"The Man Who Murdered Time" - the first ever novel about Muybridge
Dear Historians of the Central Pacific Railroad,
A number of you have given me invaluable information re the railroad over the past few years to help me with my novel. So I wanted to send you the following:
For the last 26 years - on and off - I've been working on what is the first ever novel about Muybridge. Most of the world wasn't much interested in the man and his extraordinary life for much of this time. But now, at last, Hollywood is paying attention – and find it a riveting story – Gary Oldman, Andy Serkis and Cohen Media all currently have films in development, based only on what they have – some excellent, but strictly non-fiction books.

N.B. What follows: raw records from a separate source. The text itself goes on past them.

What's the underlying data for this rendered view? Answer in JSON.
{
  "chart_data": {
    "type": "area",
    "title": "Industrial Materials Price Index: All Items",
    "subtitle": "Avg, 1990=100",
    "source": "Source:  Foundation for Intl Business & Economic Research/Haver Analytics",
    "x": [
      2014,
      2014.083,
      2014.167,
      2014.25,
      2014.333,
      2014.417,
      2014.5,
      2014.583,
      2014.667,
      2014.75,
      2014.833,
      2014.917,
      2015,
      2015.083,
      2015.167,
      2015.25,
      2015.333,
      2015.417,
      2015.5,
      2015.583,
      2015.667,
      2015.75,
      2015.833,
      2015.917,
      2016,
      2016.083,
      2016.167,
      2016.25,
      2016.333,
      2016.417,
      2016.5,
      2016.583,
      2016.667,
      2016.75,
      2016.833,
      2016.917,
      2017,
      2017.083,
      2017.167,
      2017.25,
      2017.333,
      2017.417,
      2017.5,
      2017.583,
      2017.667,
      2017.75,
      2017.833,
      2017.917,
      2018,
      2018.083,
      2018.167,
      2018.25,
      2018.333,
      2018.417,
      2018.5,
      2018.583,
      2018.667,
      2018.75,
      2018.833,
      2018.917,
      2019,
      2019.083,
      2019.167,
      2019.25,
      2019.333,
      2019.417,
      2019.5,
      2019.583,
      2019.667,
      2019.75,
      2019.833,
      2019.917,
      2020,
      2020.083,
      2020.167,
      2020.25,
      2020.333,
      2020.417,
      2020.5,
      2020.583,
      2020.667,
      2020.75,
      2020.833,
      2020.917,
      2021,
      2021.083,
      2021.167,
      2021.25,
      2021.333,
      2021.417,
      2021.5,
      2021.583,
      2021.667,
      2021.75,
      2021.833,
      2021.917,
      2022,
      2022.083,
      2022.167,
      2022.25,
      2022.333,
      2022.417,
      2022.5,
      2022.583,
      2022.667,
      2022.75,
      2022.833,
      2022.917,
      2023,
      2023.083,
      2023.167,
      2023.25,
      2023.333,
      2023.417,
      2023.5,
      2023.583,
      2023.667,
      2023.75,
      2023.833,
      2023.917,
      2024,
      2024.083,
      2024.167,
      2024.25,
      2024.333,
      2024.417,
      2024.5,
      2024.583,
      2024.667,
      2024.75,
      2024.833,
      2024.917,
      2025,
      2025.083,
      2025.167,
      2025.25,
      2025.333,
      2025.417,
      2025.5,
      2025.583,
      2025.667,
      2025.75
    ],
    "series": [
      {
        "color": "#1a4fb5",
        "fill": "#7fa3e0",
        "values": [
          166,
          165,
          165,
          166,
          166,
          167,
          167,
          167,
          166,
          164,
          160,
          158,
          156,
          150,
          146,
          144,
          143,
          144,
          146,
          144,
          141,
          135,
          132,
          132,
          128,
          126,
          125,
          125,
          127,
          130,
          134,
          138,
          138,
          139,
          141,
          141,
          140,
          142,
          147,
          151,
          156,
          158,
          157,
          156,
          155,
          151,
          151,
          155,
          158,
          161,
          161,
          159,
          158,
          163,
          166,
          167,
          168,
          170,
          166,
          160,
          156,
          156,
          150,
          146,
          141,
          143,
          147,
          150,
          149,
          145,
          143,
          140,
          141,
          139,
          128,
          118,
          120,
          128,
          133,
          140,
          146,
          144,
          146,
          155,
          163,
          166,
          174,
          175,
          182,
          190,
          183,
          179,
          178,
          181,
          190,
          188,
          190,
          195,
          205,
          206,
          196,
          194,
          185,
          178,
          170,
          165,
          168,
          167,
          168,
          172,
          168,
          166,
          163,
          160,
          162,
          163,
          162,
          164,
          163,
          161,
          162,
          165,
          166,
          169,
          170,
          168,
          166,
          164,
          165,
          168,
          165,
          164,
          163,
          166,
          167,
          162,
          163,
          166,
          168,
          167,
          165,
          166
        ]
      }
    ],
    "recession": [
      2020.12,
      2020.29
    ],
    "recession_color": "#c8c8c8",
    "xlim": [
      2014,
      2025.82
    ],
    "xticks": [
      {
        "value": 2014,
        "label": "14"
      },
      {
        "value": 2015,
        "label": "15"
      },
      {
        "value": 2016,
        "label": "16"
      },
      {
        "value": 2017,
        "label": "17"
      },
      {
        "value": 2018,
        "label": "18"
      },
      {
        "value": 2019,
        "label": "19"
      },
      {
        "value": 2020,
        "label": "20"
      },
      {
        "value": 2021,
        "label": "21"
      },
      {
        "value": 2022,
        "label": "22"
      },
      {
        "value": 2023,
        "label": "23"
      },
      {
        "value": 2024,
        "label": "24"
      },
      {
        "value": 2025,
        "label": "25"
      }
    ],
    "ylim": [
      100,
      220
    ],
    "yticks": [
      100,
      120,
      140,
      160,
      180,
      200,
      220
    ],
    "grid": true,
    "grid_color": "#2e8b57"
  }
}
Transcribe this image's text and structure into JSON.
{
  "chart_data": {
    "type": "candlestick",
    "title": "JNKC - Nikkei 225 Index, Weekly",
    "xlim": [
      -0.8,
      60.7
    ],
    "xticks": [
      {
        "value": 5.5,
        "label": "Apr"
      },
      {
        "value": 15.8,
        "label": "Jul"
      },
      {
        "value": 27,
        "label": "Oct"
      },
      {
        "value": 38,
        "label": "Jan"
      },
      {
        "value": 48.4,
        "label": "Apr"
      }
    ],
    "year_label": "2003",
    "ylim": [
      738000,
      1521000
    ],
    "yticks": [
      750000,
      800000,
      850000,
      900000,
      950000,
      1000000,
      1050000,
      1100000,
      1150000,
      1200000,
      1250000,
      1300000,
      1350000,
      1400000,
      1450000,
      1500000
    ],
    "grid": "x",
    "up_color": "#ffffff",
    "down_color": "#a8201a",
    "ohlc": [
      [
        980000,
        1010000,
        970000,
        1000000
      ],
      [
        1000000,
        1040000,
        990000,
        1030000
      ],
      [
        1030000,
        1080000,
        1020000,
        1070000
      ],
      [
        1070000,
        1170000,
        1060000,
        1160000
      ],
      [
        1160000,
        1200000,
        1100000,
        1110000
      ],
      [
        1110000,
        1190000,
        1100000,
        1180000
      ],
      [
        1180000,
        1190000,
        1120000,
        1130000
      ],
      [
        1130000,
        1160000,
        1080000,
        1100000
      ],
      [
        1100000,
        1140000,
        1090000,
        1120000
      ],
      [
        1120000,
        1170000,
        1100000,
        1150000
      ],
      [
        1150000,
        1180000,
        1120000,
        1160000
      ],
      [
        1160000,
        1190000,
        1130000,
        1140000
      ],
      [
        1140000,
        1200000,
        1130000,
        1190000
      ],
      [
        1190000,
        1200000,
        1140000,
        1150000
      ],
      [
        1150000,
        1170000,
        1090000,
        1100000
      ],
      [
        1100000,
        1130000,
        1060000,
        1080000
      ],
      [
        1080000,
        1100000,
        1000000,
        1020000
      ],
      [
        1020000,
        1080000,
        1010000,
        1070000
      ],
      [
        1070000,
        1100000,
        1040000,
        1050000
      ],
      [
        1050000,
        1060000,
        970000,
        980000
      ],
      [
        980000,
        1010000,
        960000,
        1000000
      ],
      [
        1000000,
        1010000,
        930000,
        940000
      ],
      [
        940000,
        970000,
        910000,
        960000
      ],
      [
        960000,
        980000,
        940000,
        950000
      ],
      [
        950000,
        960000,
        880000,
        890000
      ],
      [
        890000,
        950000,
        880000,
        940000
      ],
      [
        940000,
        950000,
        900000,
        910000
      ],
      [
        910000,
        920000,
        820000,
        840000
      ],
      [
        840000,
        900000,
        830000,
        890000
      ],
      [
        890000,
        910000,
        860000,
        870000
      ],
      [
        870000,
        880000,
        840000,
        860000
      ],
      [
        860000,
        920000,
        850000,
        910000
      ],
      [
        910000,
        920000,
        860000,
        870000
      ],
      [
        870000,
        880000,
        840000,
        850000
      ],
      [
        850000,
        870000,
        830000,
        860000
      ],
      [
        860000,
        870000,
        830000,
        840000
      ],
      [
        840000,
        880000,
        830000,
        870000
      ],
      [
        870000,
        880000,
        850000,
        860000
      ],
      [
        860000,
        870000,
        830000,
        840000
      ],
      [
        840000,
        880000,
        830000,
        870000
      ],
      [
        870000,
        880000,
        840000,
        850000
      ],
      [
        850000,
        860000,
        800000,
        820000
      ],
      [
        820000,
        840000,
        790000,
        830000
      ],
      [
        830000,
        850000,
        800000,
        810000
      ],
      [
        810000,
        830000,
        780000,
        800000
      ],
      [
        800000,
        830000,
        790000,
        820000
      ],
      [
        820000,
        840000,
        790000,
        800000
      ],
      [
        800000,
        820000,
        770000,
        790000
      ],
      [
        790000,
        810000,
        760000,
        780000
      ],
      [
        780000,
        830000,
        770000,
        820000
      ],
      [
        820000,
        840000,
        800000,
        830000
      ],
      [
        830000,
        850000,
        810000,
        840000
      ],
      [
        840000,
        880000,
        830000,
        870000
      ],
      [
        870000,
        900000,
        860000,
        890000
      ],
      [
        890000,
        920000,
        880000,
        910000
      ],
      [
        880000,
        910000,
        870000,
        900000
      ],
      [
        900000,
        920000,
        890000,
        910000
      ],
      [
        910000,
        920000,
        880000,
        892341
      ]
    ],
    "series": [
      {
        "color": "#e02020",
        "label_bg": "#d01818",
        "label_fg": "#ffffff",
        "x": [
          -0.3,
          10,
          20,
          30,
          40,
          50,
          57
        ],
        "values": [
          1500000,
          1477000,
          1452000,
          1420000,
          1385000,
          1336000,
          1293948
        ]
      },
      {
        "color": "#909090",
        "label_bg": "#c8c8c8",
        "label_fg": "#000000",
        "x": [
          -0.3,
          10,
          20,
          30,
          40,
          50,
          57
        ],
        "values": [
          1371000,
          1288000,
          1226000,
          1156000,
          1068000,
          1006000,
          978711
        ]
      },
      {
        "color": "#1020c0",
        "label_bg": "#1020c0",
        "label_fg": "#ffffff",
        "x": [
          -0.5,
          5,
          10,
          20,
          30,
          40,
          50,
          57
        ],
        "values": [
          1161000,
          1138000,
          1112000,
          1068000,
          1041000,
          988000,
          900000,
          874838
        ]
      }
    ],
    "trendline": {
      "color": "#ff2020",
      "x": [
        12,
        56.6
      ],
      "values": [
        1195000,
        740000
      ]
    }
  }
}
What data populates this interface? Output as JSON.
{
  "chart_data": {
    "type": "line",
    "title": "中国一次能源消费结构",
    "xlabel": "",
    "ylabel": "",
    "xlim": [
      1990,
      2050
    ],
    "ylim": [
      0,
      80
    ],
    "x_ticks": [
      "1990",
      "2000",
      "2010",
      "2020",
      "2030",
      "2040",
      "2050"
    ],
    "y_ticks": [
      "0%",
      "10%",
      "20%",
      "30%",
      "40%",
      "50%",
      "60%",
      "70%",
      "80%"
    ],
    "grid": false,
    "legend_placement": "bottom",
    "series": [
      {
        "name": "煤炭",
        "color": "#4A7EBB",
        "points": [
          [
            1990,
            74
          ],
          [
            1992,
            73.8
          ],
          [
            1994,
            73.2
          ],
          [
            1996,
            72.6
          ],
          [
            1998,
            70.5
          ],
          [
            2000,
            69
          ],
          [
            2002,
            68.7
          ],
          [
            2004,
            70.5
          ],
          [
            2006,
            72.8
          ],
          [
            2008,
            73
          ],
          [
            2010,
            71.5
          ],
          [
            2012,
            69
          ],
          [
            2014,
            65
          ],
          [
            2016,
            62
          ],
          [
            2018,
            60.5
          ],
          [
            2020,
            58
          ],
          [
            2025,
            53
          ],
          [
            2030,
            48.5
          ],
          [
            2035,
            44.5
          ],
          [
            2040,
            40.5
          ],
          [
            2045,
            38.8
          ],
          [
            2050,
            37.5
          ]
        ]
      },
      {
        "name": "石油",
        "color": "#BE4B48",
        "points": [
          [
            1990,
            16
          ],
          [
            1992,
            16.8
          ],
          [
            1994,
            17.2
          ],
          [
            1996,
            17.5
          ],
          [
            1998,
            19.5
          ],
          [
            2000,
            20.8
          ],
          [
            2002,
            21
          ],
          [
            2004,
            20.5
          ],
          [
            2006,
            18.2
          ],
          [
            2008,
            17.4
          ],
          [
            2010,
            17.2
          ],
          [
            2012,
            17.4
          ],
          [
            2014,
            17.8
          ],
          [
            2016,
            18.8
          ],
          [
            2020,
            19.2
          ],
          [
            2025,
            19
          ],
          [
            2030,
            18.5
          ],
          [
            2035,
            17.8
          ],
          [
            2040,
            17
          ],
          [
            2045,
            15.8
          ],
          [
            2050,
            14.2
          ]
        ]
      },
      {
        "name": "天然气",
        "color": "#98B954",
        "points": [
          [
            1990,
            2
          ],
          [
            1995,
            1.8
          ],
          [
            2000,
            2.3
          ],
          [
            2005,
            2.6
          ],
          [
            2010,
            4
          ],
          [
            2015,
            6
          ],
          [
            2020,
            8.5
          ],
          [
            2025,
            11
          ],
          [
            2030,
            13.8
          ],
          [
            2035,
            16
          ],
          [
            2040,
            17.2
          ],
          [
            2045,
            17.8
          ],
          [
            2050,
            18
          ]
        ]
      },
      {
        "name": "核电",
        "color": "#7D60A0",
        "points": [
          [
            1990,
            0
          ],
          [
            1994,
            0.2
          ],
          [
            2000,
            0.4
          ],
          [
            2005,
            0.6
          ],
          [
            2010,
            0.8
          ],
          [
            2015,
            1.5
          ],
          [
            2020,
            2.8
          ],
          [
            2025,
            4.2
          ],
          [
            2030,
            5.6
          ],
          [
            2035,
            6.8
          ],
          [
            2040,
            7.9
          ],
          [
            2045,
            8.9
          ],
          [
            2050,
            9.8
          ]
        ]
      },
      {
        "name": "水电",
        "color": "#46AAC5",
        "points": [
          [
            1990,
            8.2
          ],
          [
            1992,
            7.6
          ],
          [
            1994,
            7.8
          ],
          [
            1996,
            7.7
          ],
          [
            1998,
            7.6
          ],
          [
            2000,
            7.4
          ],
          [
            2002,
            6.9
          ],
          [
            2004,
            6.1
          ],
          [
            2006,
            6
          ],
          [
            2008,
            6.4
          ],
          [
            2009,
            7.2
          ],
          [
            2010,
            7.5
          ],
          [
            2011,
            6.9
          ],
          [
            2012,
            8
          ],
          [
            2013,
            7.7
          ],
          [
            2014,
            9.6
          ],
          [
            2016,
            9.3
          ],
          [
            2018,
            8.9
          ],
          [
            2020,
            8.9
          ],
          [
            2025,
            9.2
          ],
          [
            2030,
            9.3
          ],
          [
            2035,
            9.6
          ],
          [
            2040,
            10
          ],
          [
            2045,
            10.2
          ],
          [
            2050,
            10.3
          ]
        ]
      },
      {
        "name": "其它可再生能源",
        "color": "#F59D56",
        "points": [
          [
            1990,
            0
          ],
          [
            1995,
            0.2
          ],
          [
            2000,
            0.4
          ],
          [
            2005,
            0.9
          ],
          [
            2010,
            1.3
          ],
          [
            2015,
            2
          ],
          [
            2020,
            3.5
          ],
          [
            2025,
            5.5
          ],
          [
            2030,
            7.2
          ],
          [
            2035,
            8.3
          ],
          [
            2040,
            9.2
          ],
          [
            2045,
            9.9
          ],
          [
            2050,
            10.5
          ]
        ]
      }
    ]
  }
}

This is the only dramatic novel about the man himself: an adventure story about Eadweard Muybridge: artist, scientist, lover. Strong as an ox and delicate as a flower, stubborn as a mule and trusting as a child, a friend of Royalty and Chinese porters, a household name.
Climb inside his head as he survives death three times, makes the world’s first motion picture, shoots his wife’s lover, stands trial while they test the gallows outside the courtroom window, and takes ten thousand nude photographs. Join him as he looks under the skirts of Nature and captures what he sees at twenty-four pictures a second.
If you’d like to find out what Jack the Ripper, Lewis Carroll, the Lumière brothers, Thomas Edison, Sarah Bernhardt and the future King Edward VII were really like, Muybridge will introduce them to you.
I thought you might be interested. You can find the book, The Man Who Murdered Time, on Amazon and Kindle.
The former Managing Director of Amazon.fr, Cecile Moulard, wrote the following about my novel:
Have you met Eadweard Muybridge? I loved this extraordinary man, I identified with him at times, David Stansfield makes him so alive, so human, so present.
I savored the different levels of the text offered by the author. They complement themselves, nourish themselves, enrich themselves: the child aching for love; the grown-up lover, sincere and immature, murdered and murdering; the father of pure invention at the mercy of his brilliant, tyrannical sponsor; the genius embraced by both the artistic and the scientific community; a man both of and ahead of his time who meets the brilliant opportunist Edison, who is a friend of Nadar, of the obese and charming Prince Edward, of the Lumière brothers …
Stansfield takes us on a journey. This is a book about Talent, about the strange proximity of the artistic and the scientific world, about Love, about the World at the end of the 19th century and the ties that bind the cultural elites of America and Europe. This is a jewel.